Le navire s’arrêta, ou à peu près. Le pilote était déjà dans son canot.

Je m’approchai de la pauvre exilée ; ses larmes coulaient silencieusement le long de ses joues.

— Vous vous acquitterez de ma commission, n’est-ce pas, monsieur ? me dit-elle d’une voix entrecoupée.

Je la saluai en signe d’adhésion.

— Vous embrasserez ma mère pour moi, n’est-ce pas ?

— Je vous le promets, madame.

— Mais, dit le mari, si tu veux que monsieur embrasse ta mère pour toi, il faut d’abord que tu l’embrasses lui-même.

— Oh ! oui, s’écria la jeune femme avec effusion, je ne demande pas mieux.

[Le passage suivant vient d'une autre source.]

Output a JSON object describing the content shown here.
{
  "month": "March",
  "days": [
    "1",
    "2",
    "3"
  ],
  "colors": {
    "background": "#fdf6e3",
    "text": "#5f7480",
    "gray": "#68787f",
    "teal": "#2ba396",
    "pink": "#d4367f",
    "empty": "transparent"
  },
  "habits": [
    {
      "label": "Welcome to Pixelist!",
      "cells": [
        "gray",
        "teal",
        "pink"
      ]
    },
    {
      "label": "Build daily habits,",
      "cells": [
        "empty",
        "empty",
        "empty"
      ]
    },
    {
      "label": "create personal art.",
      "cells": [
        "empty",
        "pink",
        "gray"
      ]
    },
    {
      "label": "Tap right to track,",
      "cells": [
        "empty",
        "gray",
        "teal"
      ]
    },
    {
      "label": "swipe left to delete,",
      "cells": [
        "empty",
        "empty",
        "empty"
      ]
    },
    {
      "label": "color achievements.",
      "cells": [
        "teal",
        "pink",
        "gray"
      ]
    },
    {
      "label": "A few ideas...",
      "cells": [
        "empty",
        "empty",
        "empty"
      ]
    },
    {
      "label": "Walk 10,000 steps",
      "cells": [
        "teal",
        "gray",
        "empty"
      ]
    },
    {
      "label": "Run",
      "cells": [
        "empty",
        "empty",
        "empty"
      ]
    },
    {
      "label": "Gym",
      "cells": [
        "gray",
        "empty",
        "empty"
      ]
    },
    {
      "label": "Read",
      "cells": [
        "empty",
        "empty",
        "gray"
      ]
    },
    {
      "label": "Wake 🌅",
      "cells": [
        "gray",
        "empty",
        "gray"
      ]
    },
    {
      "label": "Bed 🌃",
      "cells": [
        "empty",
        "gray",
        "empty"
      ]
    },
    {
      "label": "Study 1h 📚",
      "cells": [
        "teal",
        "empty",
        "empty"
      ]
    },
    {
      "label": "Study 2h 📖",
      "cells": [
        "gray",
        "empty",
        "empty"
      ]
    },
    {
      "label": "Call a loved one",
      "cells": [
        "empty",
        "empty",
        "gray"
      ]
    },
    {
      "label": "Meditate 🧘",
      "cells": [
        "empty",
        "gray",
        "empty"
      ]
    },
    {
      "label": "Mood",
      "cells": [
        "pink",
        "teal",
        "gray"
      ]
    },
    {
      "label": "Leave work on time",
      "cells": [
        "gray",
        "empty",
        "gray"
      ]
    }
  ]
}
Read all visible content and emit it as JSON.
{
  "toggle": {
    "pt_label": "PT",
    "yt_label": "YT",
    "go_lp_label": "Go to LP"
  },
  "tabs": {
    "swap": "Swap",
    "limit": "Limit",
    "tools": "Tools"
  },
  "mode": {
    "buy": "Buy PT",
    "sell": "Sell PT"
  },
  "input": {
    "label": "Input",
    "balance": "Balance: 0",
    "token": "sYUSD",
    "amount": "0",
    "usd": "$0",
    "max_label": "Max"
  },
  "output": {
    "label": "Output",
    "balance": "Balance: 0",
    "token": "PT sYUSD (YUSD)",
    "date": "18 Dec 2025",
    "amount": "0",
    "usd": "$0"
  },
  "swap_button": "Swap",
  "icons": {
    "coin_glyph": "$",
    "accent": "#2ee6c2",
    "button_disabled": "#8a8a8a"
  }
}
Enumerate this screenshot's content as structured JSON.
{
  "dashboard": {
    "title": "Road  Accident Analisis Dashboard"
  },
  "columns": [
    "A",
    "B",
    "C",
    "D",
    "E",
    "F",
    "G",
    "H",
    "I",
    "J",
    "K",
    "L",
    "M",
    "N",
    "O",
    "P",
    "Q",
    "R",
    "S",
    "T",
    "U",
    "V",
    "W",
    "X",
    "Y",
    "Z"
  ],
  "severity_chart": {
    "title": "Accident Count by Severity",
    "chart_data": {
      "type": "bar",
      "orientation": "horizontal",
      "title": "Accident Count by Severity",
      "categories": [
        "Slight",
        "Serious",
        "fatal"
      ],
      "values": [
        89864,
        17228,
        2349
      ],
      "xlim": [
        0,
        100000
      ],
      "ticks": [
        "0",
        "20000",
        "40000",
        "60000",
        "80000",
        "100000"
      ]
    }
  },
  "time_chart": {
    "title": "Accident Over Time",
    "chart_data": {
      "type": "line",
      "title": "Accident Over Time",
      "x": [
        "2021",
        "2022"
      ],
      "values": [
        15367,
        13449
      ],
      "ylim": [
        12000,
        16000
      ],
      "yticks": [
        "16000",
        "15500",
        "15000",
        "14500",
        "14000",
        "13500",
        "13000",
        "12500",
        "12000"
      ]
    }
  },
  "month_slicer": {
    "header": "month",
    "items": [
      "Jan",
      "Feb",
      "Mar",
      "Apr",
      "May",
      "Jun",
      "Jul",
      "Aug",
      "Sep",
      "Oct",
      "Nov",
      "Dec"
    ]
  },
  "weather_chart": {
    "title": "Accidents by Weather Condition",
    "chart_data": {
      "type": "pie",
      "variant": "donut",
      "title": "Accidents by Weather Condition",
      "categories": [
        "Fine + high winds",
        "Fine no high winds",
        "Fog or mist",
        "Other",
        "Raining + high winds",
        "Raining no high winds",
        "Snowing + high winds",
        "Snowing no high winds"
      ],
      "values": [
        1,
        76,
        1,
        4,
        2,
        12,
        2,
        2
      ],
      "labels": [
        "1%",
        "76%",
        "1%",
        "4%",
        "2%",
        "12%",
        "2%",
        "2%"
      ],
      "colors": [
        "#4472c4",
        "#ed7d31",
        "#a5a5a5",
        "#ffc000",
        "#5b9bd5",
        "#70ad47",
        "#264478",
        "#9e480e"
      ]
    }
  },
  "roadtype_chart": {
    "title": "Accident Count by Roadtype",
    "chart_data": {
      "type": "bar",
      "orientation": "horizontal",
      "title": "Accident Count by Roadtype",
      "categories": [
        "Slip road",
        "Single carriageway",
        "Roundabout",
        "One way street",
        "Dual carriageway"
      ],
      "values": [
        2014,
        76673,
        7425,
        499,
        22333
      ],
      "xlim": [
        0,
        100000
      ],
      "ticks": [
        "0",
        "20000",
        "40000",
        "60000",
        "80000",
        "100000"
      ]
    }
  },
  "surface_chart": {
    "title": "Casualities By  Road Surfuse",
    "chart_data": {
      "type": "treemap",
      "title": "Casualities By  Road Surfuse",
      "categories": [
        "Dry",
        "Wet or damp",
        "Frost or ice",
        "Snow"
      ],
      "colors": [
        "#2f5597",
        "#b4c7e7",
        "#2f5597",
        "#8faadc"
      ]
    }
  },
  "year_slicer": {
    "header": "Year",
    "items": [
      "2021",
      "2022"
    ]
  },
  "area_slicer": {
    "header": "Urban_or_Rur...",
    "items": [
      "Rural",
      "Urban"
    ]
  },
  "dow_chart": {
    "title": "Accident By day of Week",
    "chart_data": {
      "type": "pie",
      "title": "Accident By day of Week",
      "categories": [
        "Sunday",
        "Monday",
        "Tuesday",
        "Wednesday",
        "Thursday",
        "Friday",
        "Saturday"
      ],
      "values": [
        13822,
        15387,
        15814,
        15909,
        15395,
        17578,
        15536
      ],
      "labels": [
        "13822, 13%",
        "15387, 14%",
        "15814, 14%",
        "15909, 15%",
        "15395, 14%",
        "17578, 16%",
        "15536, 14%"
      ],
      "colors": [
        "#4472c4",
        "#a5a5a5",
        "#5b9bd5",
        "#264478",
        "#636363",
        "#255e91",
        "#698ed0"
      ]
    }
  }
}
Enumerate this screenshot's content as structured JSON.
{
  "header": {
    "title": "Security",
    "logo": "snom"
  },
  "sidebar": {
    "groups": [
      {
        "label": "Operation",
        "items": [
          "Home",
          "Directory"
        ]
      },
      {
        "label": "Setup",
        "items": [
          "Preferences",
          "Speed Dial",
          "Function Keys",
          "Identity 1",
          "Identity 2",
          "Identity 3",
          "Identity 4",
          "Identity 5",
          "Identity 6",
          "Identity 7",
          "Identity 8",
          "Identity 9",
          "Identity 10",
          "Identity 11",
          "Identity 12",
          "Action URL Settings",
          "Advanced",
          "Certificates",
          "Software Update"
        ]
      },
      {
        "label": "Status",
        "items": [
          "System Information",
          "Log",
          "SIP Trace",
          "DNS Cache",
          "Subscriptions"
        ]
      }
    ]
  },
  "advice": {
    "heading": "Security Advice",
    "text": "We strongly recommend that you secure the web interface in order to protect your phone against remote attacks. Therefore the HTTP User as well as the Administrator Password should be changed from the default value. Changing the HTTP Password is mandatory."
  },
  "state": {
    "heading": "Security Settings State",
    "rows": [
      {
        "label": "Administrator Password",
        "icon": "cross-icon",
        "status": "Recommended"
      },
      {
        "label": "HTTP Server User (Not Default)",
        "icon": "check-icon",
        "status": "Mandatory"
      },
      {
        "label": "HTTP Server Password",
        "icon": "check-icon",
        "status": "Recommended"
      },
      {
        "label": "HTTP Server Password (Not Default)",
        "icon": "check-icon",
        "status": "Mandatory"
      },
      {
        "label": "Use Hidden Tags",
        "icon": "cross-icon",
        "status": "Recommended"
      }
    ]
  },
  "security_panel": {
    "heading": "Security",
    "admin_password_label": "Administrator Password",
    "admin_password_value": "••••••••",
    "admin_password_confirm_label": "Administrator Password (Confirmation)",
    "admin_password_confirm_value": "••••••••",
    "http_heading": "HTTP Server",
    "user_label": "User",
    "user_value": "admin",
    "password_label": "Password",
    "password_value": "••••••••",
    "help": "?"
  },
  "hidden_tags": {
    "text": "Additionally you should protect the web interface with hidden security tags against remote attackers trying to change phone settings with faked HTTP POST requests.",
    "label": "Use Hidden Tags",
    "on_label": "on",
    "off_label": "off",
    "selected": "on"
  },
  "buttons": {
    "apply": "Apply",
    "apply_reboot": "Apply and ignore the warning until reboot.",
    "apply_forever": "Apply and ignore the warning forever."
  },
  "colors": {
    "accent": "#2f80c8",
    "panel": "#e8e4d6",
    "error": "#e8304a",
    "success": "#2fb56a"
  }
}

Et elle me jeta ses bras autour du cou.

Chose étrange ! cette femme et moi ne nous étions jamais vus la veille au soir ; le matin, nous étions encore des étrangers l’un pour l’autre ; au moment du départ, nous étions des connaissances ; le déjeuner nous avait faits amis ; la séparation nous faisait presque frère et sœur. Ô mystères du cœur, incompris de la foule, et qui font de ceux à qui Dieu les a révélés des êtres privilégiés pour la souffrance. J’avais plus de peine à quitter ces amis d’un jour que je ne me promettais de plaisir à revoir des amis de vingt ans !

— Vous vous rappellerez mon nom, n’est-ce pas, monsieur ? me dit la jeune femme.

— Tâchez de lire les prochains livres que je ferai, madame, et je vous promets que vous retrouverez ce nom dans un de mes premiers romans.

Il y avait bien aussi peut-être, au fond de cette attraction du bord, la préoccupation de la descente tant soit peu périlleuse à laquelle j’allais être obligé de me livrer…

Heureusement, j’avais bon nombre de spectateurs de mes manœuvres gymnastiques, et l’on sait combien, en pareil cas, double le courage l’idée que l’on vous regarde.